Oleksandre, camouflage cap on his head and small neat beard, wears only an anthracite clutch.

The thirty-year-old soldier is the commander of an air support unit for the fifth brigade of the Ukrainian Armed Forces.

Its mission is to fly drones over Bakhmut, the epicenter of fighting between Ukrainian and Russian forces in the east of the country and the longest and bloodiest battle of the war.

When he's not on a mission, Oleksandre trains or tinkers with his devices.

"We carry out both reconnaissance and surveillance, we identify the enemy and we can escort the assault groups," he explains, clearing the branches of the take-off zone with the tip of his foot.

The use of drones has become essential to the point that on days of poor visibility, artillery pieces remain largely silent so as not to waste ammunition.

Russian gift

"Before, to adjust a mortar fire, you needed a surveyor posted on a hill, with a tripod, binoculars... He had to give the correction angles to the gunner, now, thanks to the drone, the person directing the shot adjusts it in real time," Oleksandr explains.

A truth also valid for the other side, so much so that the dronistes are also working to neutralize Russian drones.

Ukrainian soldier Oleksandru, drone pilot and commander of an air support unit for the fifth brigade of the Ukrainian Armed Forces, on April 7, 2023 at a training camp, near Bakhmut © Genya SAVILOV / AFP

Viktor uses a large briefcase containing an interceptor. He points to his screen with a carnivorous smile: "Look, we see them all! The Mavic and the others! All drones."

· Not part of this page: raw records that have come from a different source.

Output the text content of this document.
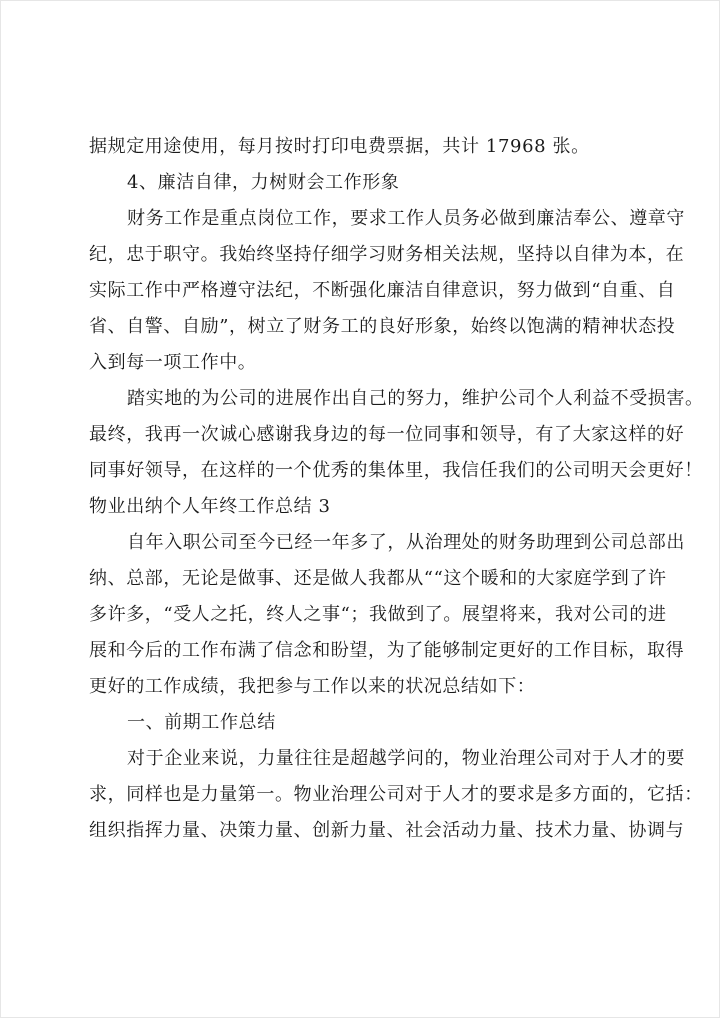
据规定用途使用，每月按时打印电费票据，共计 17968 张。
4、廉洁自律，力树财会工作形象
财务工作是重点岗位工作，要求工作人员务必做到廉洁奉公、遵章守
纪，忠于职守。我始终坚持仔细学习财务相关法规，坚持以自律为本，在
实际工作中严格遵守法纪，不断强化廉洁自律意识，努力做到“自重、自
省、自警、自励”，树立了财务工的良好形象，始终以饱满的精神状态投
入到每一项工作中。
踏实地的为公司的进展作出自己的努力，维护公司个人利益不受损害。
最终，我再一次诚心感谢我身边的每一位同事和领导，有了大家这样的好
同事好领导，在这样的一个优秀的集体里，我信任我们的公司明天会更好！
物业出纳个人年终工作总结 3
自年入职公司至今已经一年多了，从治理处的财务助理到公司总部出
纳、总部，无论是做事、还是做人我都从““这个暖和的大家庭学到了许
多许多，“受人之托，终人之事“；我做到了。展望将来，我对公司的进
展和今后的工作布满了信念和盼望，为了能够制定更好的工作目标，取得
更好的工作成绩，我把参与工作以来的状况总结如下：
一、前期工作总结
对于企业来说，力量往往是超越学问的，物业治理公司对于人才的要
求，同样也是力量第一。物业治理公司对于人才的要求是多方面的，它括：
组织指挥力量、决策力量、创新力量、社会活动力量、技术力量、协调与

He is all the more pleased that the device he uses is a "gift from the Russians". It is "a war catch! In Ukraine, we do not manufacture such a machine, we have stung the enemy."

Oleksandre insists that there is nothing easy in these dronist units where you have to show ingenuity, tinker to succeed in your mission.

"It's a big job, the operator has to know everything. How to maximize the range of his aircraft, how to create a take-off point on complicated terrain, dig his trench, hide his presence ...", lists the officer.

And "you can't be a dronist by accident. You have to be a handyman," he adds.

Indeed, the drones of the Ukrainian army are often models from the trade. It is therefore first necessary to hack their software to "make them invisible to the Russian radio-surveillance", explains the dronist, showing his device of about twenty centimeters that fits in the pocket.

The young thirty-year-old also modifies his devices so that they can drop grenades or improvised explosives.

Revenge of the geeks

For this, 3D printed clamps are attached "to the photovoltaic cell of the drone, it is activated from the joystick, the motor removes the pin by which the grenade holds. It falls and that's it!"

If the technique is acquired today, this has not always been the case. At first "we groped, we used the battery of vapoteuses of soldiers to power the clamp system for grenades," says Oleksandre.

Ukrainian soldier Oleksandru, drone pilot and commander of an air support unit for the fifth brigade of the Ukrainian Armed Forces, on April 7, 2023 at a training camp, near Bakhmut © Genya SAVILOV / AFP

He remembers his first success. Three months after grabbing the remote control for the first time, he managed to destroy an MT-12 Rapira anti-tank gun by dropping a grenade.

Casualties, however, remain high, says the soldier, estimating at a hundred the number of drones lost on the battlefield.

The one he holds there is decked out with the word "Kamikaze" in kanji, the name of Japanese pilots carrying out suicide missions during the Second World War.

According to him, it is thanks in particular to the dronists, that Bakhmout still holds.

"The attacks of the (paramilitary group) Wagner on Bakhmut were repelled mainly thanks to drones dropping grenades," Oleksandre said of a vague movement towards the front line, where outnumbered Ukrainians have been resisting human waves for months.

"It's kind of geeks' revenge," he says.